J’ai assisté à la mort du cygne. Un bouillon qui n’a pas passé. Mourir d’un bouillon, comme un mauvais théâtreux du XIXème siècle !
Mon vieil ami Chausson n’avait jamais trompé Louise, son épouse, par lâcheté, ou ennuyé d’avance d’un si grand effort de dissimulation prétendant qu’elle était « toute la femme ».Avec qui lui être infidèle ? D’autant que Louise, fille d’un équipementier des mers et d’une descendante de vignerons bordelais, était bien la seule qui puisse entretenir l’héritage familial : la maison de maître, le parc des grands sapins et les deux paons.. Ce jour-là, Louise nous fit servir cette soupe si simple dont le vieux poète raffolait quand l’automne était venu – et peut-être était-ce tout son amour pour Louise, un amour potager : une soupe, aussi nutritive que légère, aux vermicelles, au blanc d’œuf, à l’ail et au laurier, avec un filet d’huile d’olive, qu’on appelle un aigoboulido dans l’idiome natal de l’héritière de leur vaste domaine.

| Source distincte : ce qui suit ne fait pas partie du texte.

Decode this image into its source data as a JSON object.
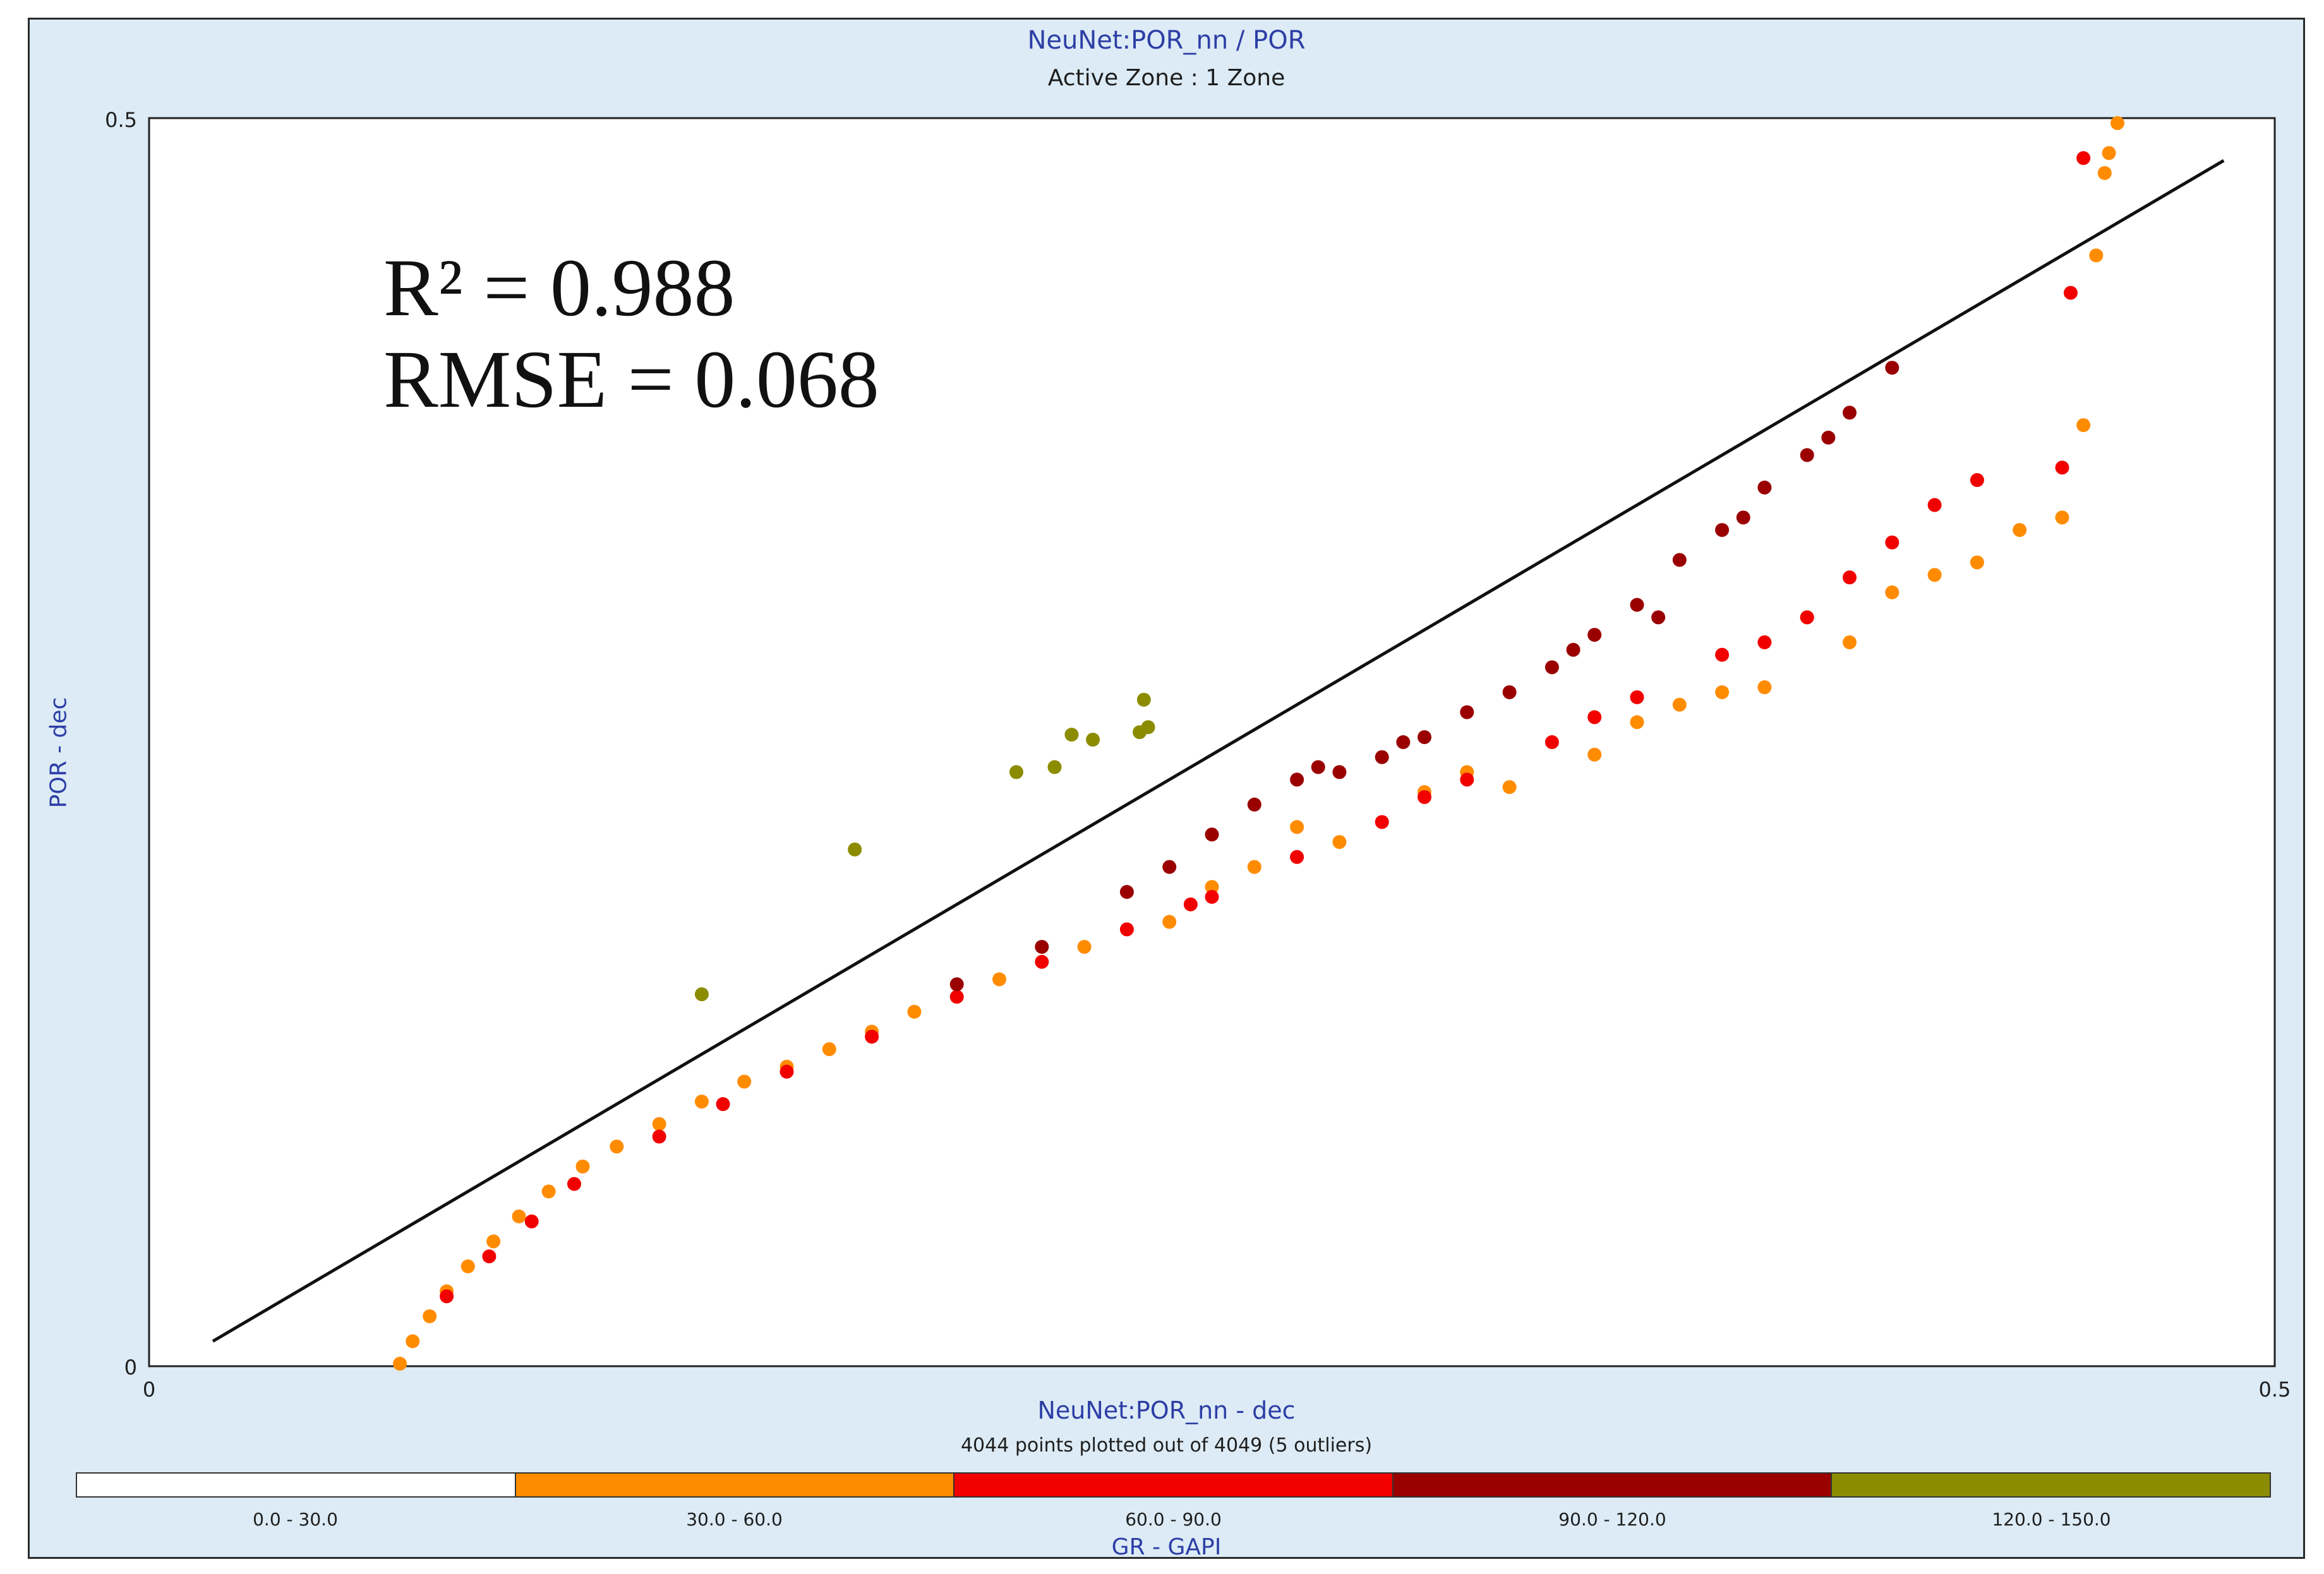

De tout le repas buvant énormément, Chausson se montre convivial, très aimable, trop aimable, quoique conservant l’air douloureux d’un homme atteint d’une occlusion intestinale. En vérité (eut-il la prescience de sa mort prochaine ?), il s’était résolu à dévoiler au monde son « secret » – la clé qui scellait une œuvre à peu près incompréhensible. Dès son premier verre de Bordeaux, il nous avait avoué ne pas savoir comment il procédait, ce qui ne me surprenait pas tant que ça. Il est intéressant de le noter, la rétention narrative (et l’inlassable report du dénouement) est une des astuces de ses proses poétiques très alambiquées : si on se perd dans les boucles d’une phrase il a la courtoisie de nous y rechercher, paraît-il, mais sans ostentation, loin de nous tendre la main – bien au contraire, politesse raffinée, hautaine, il semble se tourner et nous attendre, mais en fait il ne nous mène jamais nulle part, ne sachant pas lui-même où il va.
Sans se résoudre à nous confier le fil rouge dans la trame de la tapisserie d’Aubusson de son œuvre, le motif caché, l’alcoolique attendait comme à l’accoutumée l’inspiration, l’improvisation ingénieuse, l’art de dire et la chute.